O Brasil vive um paradoxo digital. Ao mesmo tempo em que figura entre os países que mais adotam inteligência artificial no mundo, também lidera o ranking da preocupação com os riscos dessa tecnologia. É o que revela a 10ª edição da Pesquisa Global de Segurança Online, divulgada pela Microsoft, que traça um panorama sobre como a população enxerga os perigos e as oportunidades da vida conectada.
Segundo o levantamento, 88% dos brasileiros afirmam estar preocupados com os impactos da inteligência artificial — um índice que chama atenção em um país que ocupa a segunda posição mundial em adoção de IA generativa, atrás apenas da Índia. Ferramentas como ChatGPT, Gemini e outras plataformas baseadas em modelos generativos já fazem parte da rotina de estudantes, profissionais e empresas. Mas o entusiasmo caminha lado a lado com a insegurança.
Medo de golpes, deepfakes e perda de privacidade
Os principais receios giram em torno de fraudes e manipulações digitais.

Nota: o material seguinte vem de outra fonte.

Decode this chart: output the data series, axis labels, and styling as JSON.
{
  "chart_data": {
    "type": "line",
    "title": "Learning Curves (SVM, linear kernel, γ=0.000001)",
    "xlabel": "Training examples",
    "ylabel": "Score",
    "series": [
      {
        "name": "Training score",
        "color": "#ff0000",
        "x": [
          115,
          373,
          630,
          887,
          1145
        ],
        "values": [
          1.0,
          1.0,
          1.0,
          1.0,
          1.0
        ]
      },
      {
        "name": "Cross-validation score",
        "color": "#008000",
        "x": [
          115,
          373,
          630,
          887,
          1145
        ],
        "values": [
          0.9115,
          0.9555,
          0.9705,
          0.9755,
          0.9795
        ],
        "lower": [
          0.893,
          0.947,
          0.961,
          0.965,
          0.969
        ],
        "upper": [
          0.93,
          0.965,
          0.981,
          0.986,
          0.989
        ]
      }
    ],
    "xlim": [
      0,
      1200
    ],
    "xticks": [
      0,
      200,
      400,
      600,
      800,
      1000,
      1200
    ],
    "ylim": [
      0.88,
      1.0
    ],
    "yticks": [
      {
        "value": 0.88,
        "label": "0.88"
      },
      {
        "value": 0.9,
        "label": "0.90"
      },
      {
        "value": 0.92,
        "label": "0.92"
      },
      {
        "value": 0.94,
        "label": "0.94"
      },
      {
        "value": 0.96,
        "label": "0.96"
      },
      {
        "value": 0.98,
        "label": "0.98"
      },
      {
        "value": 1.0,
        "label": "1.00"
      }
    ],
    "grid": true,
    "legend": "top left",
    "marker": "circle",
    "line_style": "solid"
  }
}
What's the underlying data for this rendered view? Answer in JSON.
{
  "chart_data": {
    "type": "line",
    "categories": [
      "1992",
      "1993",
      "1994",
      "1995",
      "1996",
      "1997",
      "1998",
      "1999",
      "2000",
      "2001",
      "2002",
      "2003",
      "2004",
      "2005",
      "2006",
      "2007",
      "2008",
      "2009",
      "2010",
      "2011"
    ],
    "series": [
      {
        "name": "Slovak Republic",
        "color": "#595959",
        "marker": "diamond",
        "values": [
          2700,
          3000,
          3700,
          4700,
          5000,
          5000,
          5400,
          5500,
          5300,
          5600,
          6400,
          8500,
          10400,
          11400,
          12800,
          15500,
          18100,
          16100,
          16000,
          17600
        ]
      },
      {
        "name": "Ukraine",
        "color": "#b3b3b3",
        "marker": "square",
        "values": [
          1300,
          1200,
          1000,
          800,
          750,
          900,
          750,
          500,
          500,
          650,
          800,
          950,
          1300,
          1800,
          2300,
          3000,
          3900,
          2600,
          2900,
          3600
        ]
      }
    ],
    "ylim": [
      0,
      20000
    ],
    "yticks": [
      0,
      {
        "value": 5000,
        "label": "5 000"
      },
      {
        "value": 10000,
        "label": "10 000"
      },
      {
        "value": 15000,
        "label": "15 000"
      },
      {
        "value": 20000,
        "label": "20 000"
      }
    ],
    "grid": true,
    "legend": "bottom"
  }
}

O estudo aponta que:
· 81% temem exposição a abusos online, incluindo situações de exploração ou conteúdo impróprio;
· 80% demonstram preocupação com fraudes em geral, potencializadas pelo uso de IA;
· 75% citam riscos à privacidade e uso indevido de dados pessoais.
Um dado particularmente sensível envolve os chamados deepfakes — conteúdos manipulados por inteligência artificial que simulam rostos, vozes e situações com alto grau de realismo. Apenas 31% dos brasileiros dizem se sentir capazes de diferenciar uma imagem real de uma criada por IA. Em um cenário de desinformação crescente, esse número acende um alerta sobre vulnerabilidade digital e manipulação em massa.
Especialistas ouvidos pela própria Microsoft destacam que a sofisticação das ferramentas generativas reduziu drasticamente as barreiras técnicas para a criação de conteúdos falsos. Hoje, com poucos comandos, é possível produzir vídeos e áudios convincentes, o que amplia o potencial para golpes financeiros, extorsões e ataques à reputação.
A outra face: produtividade e apoio no dia a dia
Apesar das apreensões, a IA também é vista como aliada. O levantamento mostra que os brasileiros reconhecem ganhos práticos no uso da tecnologia:
· 56% utilizam IA para planejamento de tarefas e organização pessoal;
· 56% recorrem às ferramentas para responder dúvidas e obter informações rápidas;
· 53% afirmam que a tecnologia aumentou a eficiência no trabalho.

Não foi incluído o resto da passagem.